The first gas station along the way had nothing. “I’ve got a map of Longmeadow,” offered the clerk. No thanks.

Arriving in Naugatuck (where Naugahyde was first manufactured) I went searching for a map to help plot my trip home. Four different stores — three of them convenience store/gas stations — didn’t have a single map for sale.

When I asked if they had maps, they looked at me like I was asking for directions to the Nauga farm.

GPS receivers are great for navigating, but make lousy maps. Sure, they tell you which way to turn and all have lots of whistles and bells — but it makes you blind to the big picture. It doesn’t show where you’re going, just how to get there.

An actual map allows you perspective on your location and how it relates to other places. Looking at a map and figuring out your own route is an important skill — and like a lot of technology, the GPS might be making us dumber.

Besides, I don’t want directions, I want to look at a map and make my own bad decisions.

6 thoughts on “Mapless in Connecticut

  1. Hear, hear! I actually refuse to have a GPS in my car . . . I love love LOVE my paper maps, and I love having enough of a sense of self-location to know that I’m going in the right direction, judging from cues gleaned from sun, or rivers crossed, or city skylines, etc. I do a TON of back-road driving between Geneseo and here, as I get bored of the Thruway, and have found all sorts of cool little roads that a GPS never would have pointed me to. When I worked in Great Barrington, my co-pilot and I actually used Topo Maps to drive on trails and creek-beds and the like, in search of the shortest distance possible between home and office. GPS’s don’t curry to that sort of personality . . .

  2. I like the GPS for helping me spot my destination once I’m in a neighborhood or in cities for picking out street names. What drives me nuts are the crazy routes they sometimes suggest for simple trips.

  3. Call me if you’re lost in CT. I grew up there and can give helpful directions such as “Turn left where the stables used to be” or “It’s the third right past the Barhydt’s house”.

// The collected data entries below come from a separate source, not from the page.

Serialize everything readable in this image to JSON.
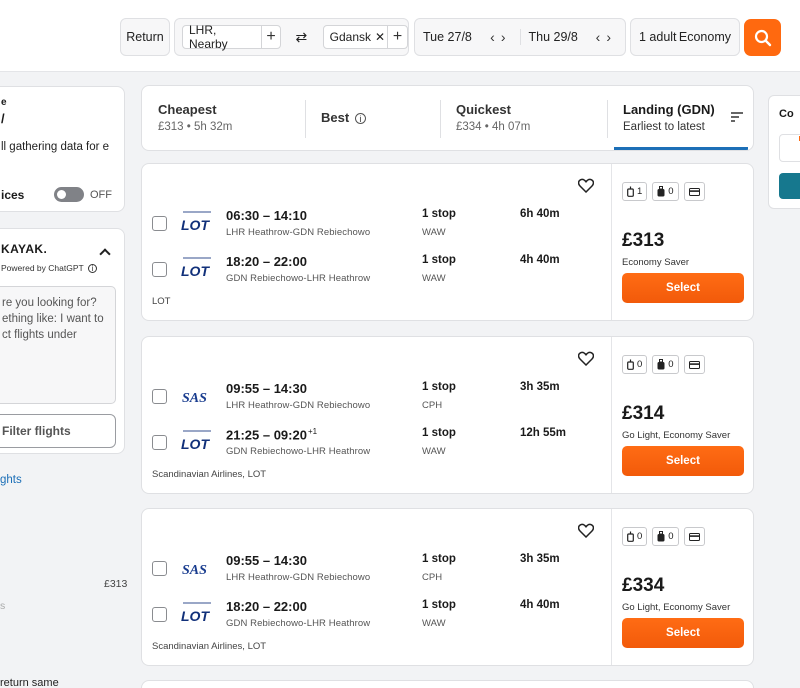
{
  "search": {
    "trip_type": "Return",
    "origin": "LHR, Nearby",
    "destination": "Gdansk",
    "depart_date": "Tue 27/8",
    "return_date": "Thu 29/8",
    "travellers": "1 adult",
    "cabin": "Economy",
    "icons": {
      "add": "plus-icon",
      "swap": "swap-arrows-icon",
      "clear": "close-icon",
      "search": "search-icon"
    }
  },
  "sidebar": {
    "card1": {
      "heading_fragment": "e",
      "title_fragment": "/",
      "note": "ll gathering data for e",
      "prices_label": "ices",
      "toggle_state": "OFF"
    },
    "ai": {
      "brand": "KAYAK.",
      "powered": "Powered by ChatGPT",
      "prompt": "re you looking for? ething like: I want to ct flights under",
      "button": "Filter flights"
    },
    "link": "ghts",
    "price": "£313",
    "faded": "s",
    "bottom": "return same"
  },
  "sort": {
    "tabs": [
      {
        "label": "Cheapest",
        "sub": "£313 • 5h 32m"
      },
      {
        "label": "Best",
        "sub": ""
      },
      {
        "label": "Quickest",
        "sub": "£334 • 4h 07m"
      },
      {
        "label": "Landing (GDN)",
        "sub": "Earliest to latest"
      }
    ],
    "active": "Landing (GDN)",
    "accent": "#1c6fb7"
  },
  "results": [
    {
      "legs": [
        {
          "logo": "LOT",
          "times": "06:30 – 14:10",
          "plus_day": "",
          "route": "LHR Heathrow-GDN Rebiechowo",
          "stops": "1 stop",
          "via": "WAW",
          "duration": "6h 40m"
        },
        {
          "logo": "LOT",
          "times": "18:20 – 22:00",
          "plus_day": "",
          "route": "GDN Rebiechowo-LHR Heathrow",
          "stops": "1 stop",
          "via": "WAW",
          "duration": "4h 40m"
        }
      ],
      "airline": "LOT",
      "bags": {
        "personal": "1",
        "carry_on": "0"
      },
      "price": "£313",
      "fare": "Economy Saver",
      "select": "Select"
    },
    {
      "legs": [
        {
          "logo": "SAS",
          "times": "09:55 – 14:30",
          "plus_day": "",
          "route": "LHR Heathrow-GDN Rebiechowo",
          "stops": "1 stop",
          "via": "CPH",
          "duration": "3h 35m"
        },
        {
          "logo": "LOT",
          "times": "21:25 – 09:20",
          "plus_day": "+1",
          "route": "GDN Rebiechowo-LHR Heathrow",
          "stops": "1 stop",
          "via": "WAW",
          "duration": "12h 55m"
        }
      ],
      "airline": "Scandinavian Airlines, LOT",
      "bags": {
        "personal": "0",
        "carry_on": "0"
      },
      "price": "£314",
      "fare": "Go Light, Economy Saver",
      "select": "Select"
    },
    {
      "legs": [
        {
          "logo": "SAS",
          "times": "09:55 – 14:30",
          "plus_day": "",
          "route": "LHR Heathrow-GDN Rebiechowo",
          "stops": "1 stop",
          "via": "CPH",
          "duration": "3h 35m"
        },
        {
          "logo": "LOT",
          "times": "18:20 – 22:00",
          "plus_day": "",
          "route": "GDN Rebiechowo-LHR Heathrow",
          "stops": "1 stop",
          "via": "WAW",
          "duration": "4h 40m"
        }
      ],
      "airline": "Scandinavian Airlines, LOT",
      "bags": {
        "personal": "0",
        "carry_on": "0"
      },
      "price": "£334",
      "fare": "Go Light, Economy Saver",
      "select": "Select"
    }
  ],
  "right_panel": {
    "title_fragment": "Co"
  },
  "colors": {
    "brand_orange": "#ff690f",
    "lot_blue": "#11307a",
    "sas_blue": "#1a3d8f",
    "teal": "#16788e"
  }
}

  4. Couldn’t agree more. Do kids even still learn how to read a map in school? I’ve given my older kids road atlas’s and they love them – carry them in the trunk for those times the GPS doesn’t work. Or when you just want to take a more scenic route….

  5. Maps will be hard to come by in 5 years…only the Klan and Militias will have a need for them. I agree, GPS is making people dumber…even women are getting to places faster and without getting lost, what’s the world coming to?

    Personally, I still buy an atlas every couple years…maybe I should get my next one signed by someone at a toll booth or one of those in-the-middle-of-nowhere gas stations you always seem to pass, when you’re lost on an old Arkansas dirt road. It could be worth something one day.

  6. Years ago when I delivered in CT, you could get your hands on local and/or township maps, whick was OK if you didn’t want to go more than 5-6 miles.

    One day in the hills south of New Milford, I flagged down a CT State Trooper for directions. He very graciously gave me HIS state issued CT state map.

    Erins Dad. I’ve received…and given…many directions like that. One notable one in CT was ‘turn at the big rock’. When I qustioned that, I was told, “you’ll know.” Sure enough there was this 20′ tall outcrop that looked like the Washington Monument in abstract!